Reading Online Novel

Cut to the Bone(35)



Both detectives smiled.

“‘Cause we can,” Burr said.

Danny’s belly burned as he stared at the Chicago Daily News. It was official now - mass murder the crime, electrocution the punishment.

“It wasn’t him they saw, Mom,” he said. “It’s a case of, uh, mistaken identity.”

“Oh, Danny,” Verna Monroe said, eyes filling. “You’re so smart, thinking up things like that. But you can’t help your brother anymore. None of us can. Not with thirteen dead.”

She untied her apron and smoothed her rayon dress. “I’m going to the hospital. I’ll tell Earl you love him and wanted to visit, but I made you stay away.” She hugged him so hard she thought he’d break. “If your father was alive, he’d tell you the same thing. So would Earl. You know it. You know exactly what they’d say.”

Danny stared, torn between spilling his guts and promising Earl he wouldn’t.

“Go back to Purdue,” Verna said. “That’s what they’d say. Return to that university life you love so much, that you’re so brilliant at. Leave today. Now!”

She clapped her hands, still unable to believe her bouncing baby was a college man, one year away from a master’s degree in electrical engineering. She was so proud.

“Once you have that sheepskin, the sky’s the limit,” she said, reaching for her keys. “You can join AT&T. Westinghouse. Lyndon Johnson’s space program. Go anywhere, do anything!”

“What’s the point?” Danny said.

Verna folded her arms around herself at the misery in his voice. She was desperate to keep the good son away from the doomed. Danny had always resisted the siren that lured the rest of her men into the rocks. It was her job to make sure he steered clear.

“You have a glorious life ahead of you, Danny,” she choked. “A house with a white picket fence. A wife. Adorable babies. Everything. Don’t let Earl’s choices make yours - I’ll be there for him no matter what. You have to walk away. Walk away from your brother. Walk away.”

* * *

“What on earth are you two doing?”

Rogan and Burr straightened to see a grim-faced young doctor stride into the room, stethoscope tucked neatly in his white coat.

“Questioning our prisoner,” Rogan said.

“Like Torquemada.”

“Who?” Burr asked.

The doctor wrapped his hand around Earl’s wrist.
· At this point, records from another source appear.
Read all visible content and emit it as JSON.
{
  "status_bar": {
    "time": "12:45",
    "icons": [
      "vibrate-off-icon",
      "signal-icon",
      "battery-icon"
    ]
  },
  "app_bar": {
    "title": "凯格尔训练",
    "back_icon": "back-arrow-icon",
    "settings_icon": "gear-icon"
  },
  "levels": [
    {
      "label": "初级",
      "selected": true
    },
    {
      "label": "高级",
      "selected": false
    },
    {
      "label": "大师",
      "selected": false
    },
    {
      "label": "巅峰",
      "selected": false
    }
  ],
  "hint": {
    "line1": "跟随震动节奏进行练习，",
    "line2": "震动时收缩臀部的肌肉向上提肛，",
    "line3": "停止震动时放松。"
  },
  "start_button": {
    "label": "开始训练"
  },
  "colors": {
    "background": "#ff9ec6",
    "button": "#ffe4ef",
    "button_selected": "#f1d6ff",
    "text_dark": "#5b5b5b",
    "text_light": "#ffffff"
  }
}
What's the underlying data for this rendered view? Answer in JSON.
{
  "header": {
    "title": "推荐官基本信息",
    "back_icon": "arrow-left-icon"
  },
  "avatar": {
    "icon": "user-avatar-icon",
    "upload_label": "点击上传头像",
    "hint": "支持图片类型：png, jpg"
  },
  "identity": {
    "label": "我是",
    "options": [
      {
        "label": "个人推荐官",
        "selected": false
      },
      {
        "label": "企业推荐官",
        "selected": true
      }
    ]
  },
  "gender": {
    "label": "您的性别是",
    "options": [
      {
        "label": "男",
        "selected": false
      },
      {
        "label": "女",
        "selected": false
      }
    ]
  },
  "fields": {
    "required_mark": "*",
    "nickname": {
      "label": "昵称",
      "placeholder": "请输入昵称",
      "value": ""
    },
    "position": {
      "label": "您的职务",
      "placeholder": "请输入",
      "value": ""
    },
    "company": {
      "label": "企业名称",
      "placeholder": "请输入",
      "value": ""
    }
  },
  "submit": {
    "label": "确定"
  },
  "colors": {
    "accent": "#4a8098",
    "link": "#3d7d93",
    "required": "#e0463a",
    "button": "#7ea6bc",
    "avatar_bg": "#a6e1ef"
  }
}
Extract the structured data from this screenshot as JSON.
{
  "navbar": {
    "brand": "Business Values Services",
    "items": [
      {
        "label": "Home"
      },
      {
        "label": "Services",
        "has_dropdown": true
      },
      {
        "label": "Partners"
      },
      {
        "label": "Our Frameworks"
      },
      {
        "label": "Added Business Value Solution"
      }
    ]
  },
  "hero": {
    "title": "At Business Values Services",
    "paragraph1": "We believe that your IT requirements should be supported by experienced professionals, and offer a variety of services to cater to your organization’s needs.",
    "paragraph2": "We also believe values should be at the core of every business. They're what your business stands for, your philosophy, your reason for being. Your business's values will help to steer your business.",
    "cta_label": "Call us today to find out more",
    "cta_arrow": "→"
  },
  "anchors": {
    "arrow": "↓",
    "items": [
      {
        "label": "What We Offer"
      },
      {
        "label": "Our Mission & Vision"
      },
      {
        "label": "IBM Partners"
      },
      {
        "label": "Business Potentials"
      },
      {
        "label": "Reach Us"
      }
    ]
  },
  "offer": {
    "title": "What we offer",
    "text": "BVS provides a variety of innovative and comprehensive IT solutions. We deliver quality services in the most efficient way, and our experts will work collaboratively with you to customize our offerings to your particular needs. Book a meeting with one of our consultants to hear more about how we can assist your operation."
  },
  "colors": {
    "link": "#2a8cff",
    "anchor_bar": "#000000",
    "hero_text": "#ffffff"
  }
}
Weaker pulse than an hour ago. Chalkier face, sheets more rent with sweat. Bandages dented and spongy with red.

He increased the morphine drip.

“Prisoner or not,” the doctor said, “this man has the right not to be abused.”

Burr, forehead vein ticcing, shoved his face in close. “Tell that to the widows and kids,” he snarled. “If you got the stones.”

“This man is my patient, Detective,” the doctor said, refusing to back down. “He has any rights I care to give him. So get out of here, both of you.”

They didn’t move.

“Out!”

“Earl, Earl,” Verna sobbed, burying her face in her elbows. She’d driven as far as the sleepy, one-horse downtown before her vision swam so bad she had to pull over. “I don’t want you to die! Not in that awful electric chair!”

She cried so hard that she sucked tears into her lungs.

“Why did you do it, baby?” she gagged. “Why?”

“He was ready to confess,” Burr grumbled, spitting tobacco juice as they headed for the parking lot. “If that pansy doctor hadn’t stepped in, he woulda gave it up.”

“No, he wouldn’t,” Rogan said. “Earl’s a tough onion. Just like his old man.”

“That’s the one who was stabbed, right?”

“Nineteen times,” Rogan said. “By a crew from St. Louis. They wanted to expand up north, figured the quickest way to do it was whack the competition.”

“So they kidnapped the old man.”

“At high noon, walking to his car after installing a poker machine in a tavern. Six goons grabbed him, took him to a cornfield, beat him with ball bats. Then cut him up. They assumed he was dead. I would have too, given nineteen stabs and a broken skull.”

“He played possum,” Burr said.

“Yup. After they left, he crawled to a farmhouse on pure guts,” Rogan said. “Nobody was home, so he busted a window and found the telephone. Called Chicago and told his bosses who did it. Then he bled out.” He shook his head. “Poor farmer, coming home to that mess.”

“Be hard to live there after that,” Burr said.

“Farmer called the inhalator squad,” Rogan said. “Too late, though. It was a morgue job.”